House GOP leaders tapped Ohio Rep. Jim Jordan Friday to join the Intelligence Committee for the impeachment hearings beginning today. Jordan, who team Trump desperately wanted on the Intelligence Committee to defend the president, has been not only a loyal supporter of President Donald Trump, but has endorsed conspiracy theories, compared the right’s efforts to beat President Obama in 2012 to overcoming slavery, and has been accused of turning a blind eye to sexual assault at Ohio University during his time as an assistant wrestling coach there.
Jordan is a favorite among right-wing activists. When a group affiliated with the Koch brothers launched a petition campaign to encourage Jordan to run for House Speaker in 2018, the signers were a veritable who’s who of the right, including the American Family Association’s Sandy Rios, the Eagle Forum’s Eunie Smith, and anti-Muslim activist Frank Gaffney of the Center for Security Policy.
Ed Martin, president of Phyllis Schlafly Eagles, lauded House GOP leaders for appointing Jordan.
“We look forward to Rep. Jordan bringing down the sledgehammer of truth in cross examination during these farcical hearings,” Martin said in a statement Tuesday. “It’s time for Republicans to bring some grit to this fight. Because they feel the heat of Trump’s success, the Deep State will stop at nothing to derail the Trump Agenda of transparency and America First. Leader McCarthy made the right move appointing Jim Jordan to HSPCI.”
In 2013, Jordan endorsed a conspiracy theory that the U.S. government was buying bullets in an effort to limit their availability to gun owners. In a conversation with Family Research Council president Tony Perkins at the time, Perkins suggested that the Department of Homeland Security was “hoarding ammunition” as a “way for the president to keep Americans from having ammo by having the Department of Homeland Security and other government agencies buy it all up.”
Jordan responded, “Yep. Two things are happening, you are exactly right, Americans are purchasing a record level of firearms and ammunition. I think it points to just the lack of trust they have in this administration and this administration’s attack on our Second Amendment liberties and our Second Amendment rights and Americans are justifiably concerned about that.”
Jordan also compared conservative Republican turnout in the 2012 Republican primaries with the aim of beating President Obama to “when we had this evil of slavery that Americans said ‘we will get rid of this and we will keep the union together,’” Right Wing Watch reported in 2012. In response to a question from Perkins about evangelical turnout, Jordan said:
There is an anxiousness that American feel about their country, they think there is just something not right and they feel this anxiousness, they know there are real concerns, a real change in direction, a real change from what we view and value of what America has always been so you are seeing people of faith step forward and participate in a big way, which is exactly what we want to see happen.
John Fund, I heard him give a speech and it’s interesting, and it kind of parallels what Senator Blunt said, he said it’s every third generation that has to do something big in this country.

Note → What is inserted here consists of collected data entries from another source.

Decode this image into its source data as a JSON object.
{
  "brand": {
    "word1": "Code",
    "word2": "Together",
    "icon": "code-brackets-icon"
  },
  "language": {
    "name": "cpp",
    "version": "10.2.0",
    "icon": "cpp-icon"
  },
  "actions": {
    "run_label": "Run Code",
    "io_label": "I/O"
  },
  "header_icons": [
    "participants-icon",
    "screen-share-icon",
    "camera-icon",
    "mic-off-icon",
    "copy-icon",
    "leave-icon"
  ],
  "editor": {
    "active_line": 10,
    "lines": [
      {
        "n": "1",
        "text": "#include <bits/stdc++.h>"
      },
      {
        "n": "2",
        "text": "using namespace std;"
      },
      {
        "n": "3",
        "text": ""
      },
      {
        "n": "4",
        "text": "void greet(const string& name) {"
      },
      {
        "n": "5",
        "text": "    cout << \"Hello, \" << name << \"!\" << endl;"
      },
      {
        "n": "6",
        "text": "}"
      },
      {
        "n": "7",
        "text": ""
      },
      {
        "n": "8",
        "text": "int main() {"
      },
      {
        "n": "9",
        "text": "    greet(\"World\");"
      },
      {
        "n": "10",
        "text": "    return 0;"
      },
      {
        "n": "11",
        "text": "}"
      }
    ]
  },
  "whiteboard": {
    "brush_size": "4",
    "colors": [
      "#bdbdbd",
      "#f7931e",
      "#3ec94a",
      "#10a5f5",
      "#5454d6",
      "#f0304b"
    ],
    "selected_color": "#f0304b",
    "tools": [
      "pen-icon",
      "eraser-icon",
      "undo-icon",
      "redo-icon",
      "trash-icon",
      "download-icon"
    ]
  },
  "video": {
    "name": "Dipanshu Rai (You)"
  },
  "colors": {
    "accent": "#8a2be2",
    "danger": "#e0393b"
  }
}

He started with the Founders who put it on the line, lost their lives and many of them lost their business, we remember Franklin, Jefferson and Adams but most of them lost everything, and then it was three generations later when we had this evil of slavery that Americans said ‘we will get rid of this and we will keep the union together,’ three generations later those people in America at that time said we can deal with the Great Depression and we can deal with the evils of Nazism in the Second [World] War and we can with that. And they did it. Now here we are three generations later and it is our turn. It is our turn to do what Esther did way back when, it is our turn to do what they did at the founding, and at the Civil War and at the Second War, it is our turn.
In 2018, a former Ohio State University wrestler publicly accused Jordan of being aware that Ohio State doctor Richard Strauss had molested the wrestler and of doing nothing. Multiple Ohio State wrestlers have said that it would be impossible for Jordan to be unaware of the assaults that were so commonplace they were joked about. Jordan has denied knowing anything about the sexual assaults.
On Thursday last week, Jordan was accused by a second person, an Ohio state referee, of ignoring his complaints that the disgraced doctor had masturbated in front of him in the showers after a wrestling match in 1994. According to the complaint, Jordan and another coach replied to the referee’s account of the incident, saying, “Yeah, that’s Strauss.”
The next day, Republican House Minority Leader Kevin McCarthy tapped Jordan to replace Arkansas Rep. Rick Crawford on the Intelligence Committee.